Submissions from the National Aged Care Alliance and COTA support the implementation of `outreach' and `system navigation' to ensure access of vulnerable populations as follows:
Outreach: the activity of actively seeking out and engaging with clients/communities/groups in their own environment to link them into or back into the system rather than waiting for the a request for a service or for a referral from another agency; and
System navigator: a person to "walk beside" the person as they navigate aged care, providing oneon-one support to formulate and achieve goals and identify suitable providers: achievable by targeted funding to vulnerable population outreach and advocacy services, or as an optional service through the home care package.
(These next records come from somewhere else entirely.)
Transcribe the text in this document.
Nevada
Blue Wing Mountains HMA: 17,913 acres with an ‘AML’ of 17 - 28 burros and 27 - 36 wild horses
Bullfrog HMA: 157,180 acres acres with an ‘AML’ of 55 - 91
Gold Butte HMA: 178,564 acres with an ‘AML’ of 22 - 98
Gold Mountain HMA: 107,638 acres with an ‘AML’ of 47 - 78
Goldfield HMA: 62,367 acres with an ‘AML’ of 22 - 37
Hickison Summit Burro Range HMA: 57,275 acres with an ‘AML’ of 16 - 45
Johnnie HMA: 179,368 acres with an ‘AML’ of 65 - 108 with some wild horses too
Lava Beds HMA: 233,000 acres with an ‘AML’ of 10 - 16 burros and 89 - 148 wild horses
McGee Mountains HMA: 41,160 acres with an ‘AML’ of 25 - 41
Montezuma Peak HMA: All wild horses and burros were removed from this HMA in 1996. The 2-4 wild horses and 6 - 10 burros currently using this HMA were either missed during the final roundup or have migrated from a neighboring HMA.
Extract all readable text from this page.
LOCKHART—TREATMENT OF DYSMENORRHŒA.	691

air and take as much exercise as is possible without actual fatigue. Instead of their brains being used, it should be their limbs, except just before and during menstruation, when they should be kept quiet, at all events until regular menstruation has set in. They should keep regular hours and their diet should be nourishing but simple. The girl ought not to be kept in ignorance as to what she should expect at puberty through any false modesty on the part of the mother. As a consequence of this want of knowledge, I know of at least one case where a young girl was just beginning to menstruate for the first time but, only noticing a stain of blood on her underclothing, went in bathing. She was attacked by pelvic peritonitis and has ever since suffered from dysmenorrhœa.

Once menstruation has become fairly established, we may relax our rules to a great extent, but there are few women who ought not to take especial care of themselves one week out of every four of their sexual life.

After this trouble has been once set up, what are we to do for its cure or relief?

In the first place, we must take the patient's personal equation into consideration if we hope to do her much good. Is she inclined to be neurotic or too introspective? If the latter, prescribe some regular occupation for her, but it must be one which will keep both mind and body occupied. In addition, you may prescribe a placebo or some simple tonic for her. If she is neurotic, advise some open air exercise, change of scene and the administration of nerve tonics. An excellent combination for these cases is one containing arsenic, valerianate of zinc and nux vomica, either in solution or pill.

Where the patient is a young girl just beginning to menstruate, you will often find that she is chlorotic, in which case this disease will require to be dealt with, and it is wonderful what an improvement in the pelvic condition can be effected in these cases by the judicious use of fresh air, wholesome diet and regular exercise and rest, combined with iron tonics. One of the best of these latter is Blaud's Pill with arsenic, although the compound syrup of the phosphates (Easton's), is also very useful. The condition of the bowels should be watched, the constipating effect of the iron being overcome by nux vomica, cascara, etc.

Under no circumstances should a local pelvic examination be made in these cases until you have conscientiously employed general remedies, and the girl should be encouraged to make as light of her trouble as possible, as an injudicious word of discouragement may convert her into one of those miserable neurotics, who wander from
The objectives of individualism and marketisation in aged care in Australia reflect international trends. Consumer directed care is expected to lead to competition, improved service quality and cost reductions. Conditions for consumer purchasing power, however, usually include access to full information, real choices, low switching costs and competition between suppliers. Submissions to the Review have:
highlighted features of aged care reform which create market distortions; and identified market distortions challenging the effectiveness of reform.
We have considered some of these distortions in relation to the meeting of unmet demand for home care and access to home care, in particular:
means testing and fee arrangements; the dynamic landscape of care needs; the true components and costs of care; and the consumer information deficit.
The Review is just one element of continuing assessment by the Federal Government of the outcomes of reform measures against the key objectives for aged care reform of equity, choice, flexibility and sustainability.
We look forward to providing further perspectives following the publication of the report.